Ce matin-là, en poussant la grille discrète de la rue de la Miranda, j’ai eu l’impression de pénétrer dans un secret bien gardé de Perpignan. Le Jardin de la Miranda, perché sur l’ancien bastion Saint-Jacques, m’offrait un panorama saisissant sur les toits de tuiles catalanes et les contreforts pyrénéens. « Aquí hi ha una vista que et roba el cor », comme dirait Elena, ma femme : ici, il y a une vue qui vous vole le cœur.
Ce petit éden méditerranéen, ouvert de juin à septembre uniquement, révèle l’une des pages les plus fascinantes de l’histoire perpignanaise. Rares sont les bastions de Vauban si bien préservés dans le sud de la France.
Quand les pierres racontent cinq siècles d’histoire catalane
Le bastion Saint-Jacques sur lequel repose ce jardin secret a connu trois vies distinctes. Construit au XVIe siècle par l’ingénieur Giovanni Battista Calvi sous Charles Quint, il fut agrandi par Vauban à la fin du XVIIe siècle. Contrairement à ses frères détruits lors de l’expansion urbaine, ce témoin de pierre a survécu pour devenir en 1961-1962 ce jardin suspendu unique.
J’ai découvert dans la salle souterraine des vestiges troublants : des inscriptions de soldats, des traces de poudre à canon incrustées dans la pierre. Le gardien, un passionné local, m’a confié que des fouilles récentes avaient révélé des pièces de monnaie catalanes du XIVe siècle. L’endroit où nous nous trouvions était autrefois un point stratégique de surveillance vers ce mémorial catalan discret.
Le quartier Saint-Jacques qui entoure le jardin garde l’âme de ce quartier authentique devenu viral pour ses ruelles pavées et ses façades colorées. Ici vécurent les hortolans, ces jardiniers perpignanais qui cultivaient déjà au XIIIe siècle les terrasses de la ville.

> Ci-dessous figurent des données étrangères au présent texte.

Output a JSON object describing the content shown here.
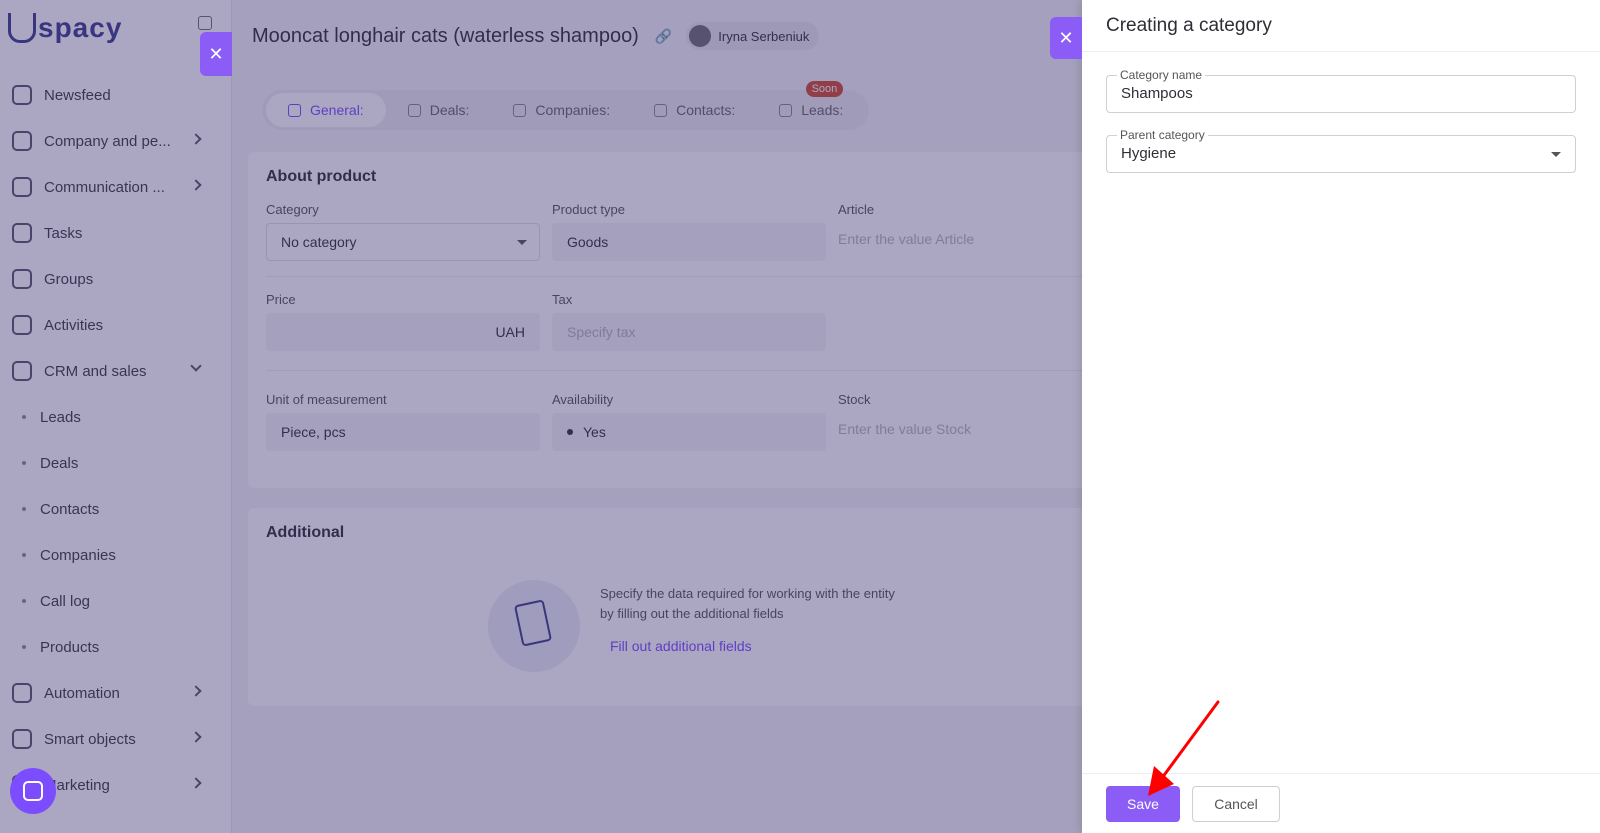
{
  "app": {
    "logo": "spacy"
  },
  "sidebar": {
    "items": [
      {
        "label": "Newsfeed",
        "chevron": false
      },
      {
        "label": "Company and pe...",
        "chevron": true
      },
      {
        "label": "Communication ...",
        "chevron": true
      },
      {
        "label": "Tasks",
        "chevron": false
      },
      {
        "label": "Groups",
        "chevron": false
      },
      {
        "label": "Activities",
        "chevron": false
      },
      {
        "label": "CRM and sales",
        "chevron": true,
        "expanded": true
      }
    ],
    "sub_items": [
      "Leads",
      "Deals",
      "Contacts",
      "Companies",
      "Call log",
      "Products"
    ],
    "bottom_items": [
      {
        "label": "Automation"
      },
      {
        "label": "Smart objects"
      },
      {
        "label": "Marketing"
      }
    ]
  },
  "product": {
    "title": "Mooncat longhair cats (waterless shampoo)",
    "owner": "Iryna Serbeniuk",
    "tabs": [
      {
        "label": "General:",
        "active": true
      },
      {
        "label": "Deals:",
        "active": false
      },
      {
        "label": "Companies:",
        "active": false
      },
      {
        "label": "Contacts:",
        "active": false
      },
      {
        "label": "Leads:",
        "active": false,
        "badge": "Soon"
      }
    ],
    "about": {
      "title": "About product",
      "category_label": "Category",
      "category_value": "No category",
      "type_label": "Product type",
      "type_value": "Goods",
      "article_label": "Article",
      "article_placeholder": "Enter the value Article",
      "price_label": "Price",
      "price_currency": "UAH",
      "tax_label": "Tax",
      "tax_placeholder": "Specify tax",
      "unit_label": "Unit of measurement",
      "unit_value": "Piece, pcs",
      "availability_label": "Availability",
      "availability_value": "Yes",
      "stock_label": "Stock",
      "stock_placeholder": "Enter the value Stock"
    },
    "additional": {
      "title": "Additional",
      "empty_text": "Specify the data required for working with the entity by filling out the additional fields",
      "fill_link": "Fill out additional fields"
    }
  },
  "panel": {
    "title": "Creating a category",
    "category_name_label": "Category name",
    "category_name_value": "Shampoos",
    "parent_category_label": "Parent category",
    "parent_category_value": "Hygiene",
    "save_label": "Save",
    "cancel_label": "Cancel",
    "accent": "#8c5cf6"
  }
}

Entre essences méditerranéennes et monuments cachés : l’âme catalane préservée
Le jardin déploie ses essences de garrigue dans un écrin de pierre blonde. Pins parasols, cyprès, aloès et citronniers composent une palette végétale parfaitement adaptée au climat roussillonnais. En juin, l’odeur de lavande sauvage embaume les allées ombragées.
Deux trésors m’ont particulièrement marqué : le monument en pierre de Montserrat dédié au poète catalan Jacint Verdaguer et les bas-reliefs de Fernand Delfau, initialement destinés à un chemin de croix inachevé. Ces œuvres témoignent de la permanence de l’identité catalane en terre française.
Depuis le belvédère naturel, la vue porte jusqu’au hameau de Château-Roussillon. Par temps clair, on devine même les crêtes du Canigou. Cette perspective rappelle ces belvédères secrets qui offrent des panoramas méconnus des guides.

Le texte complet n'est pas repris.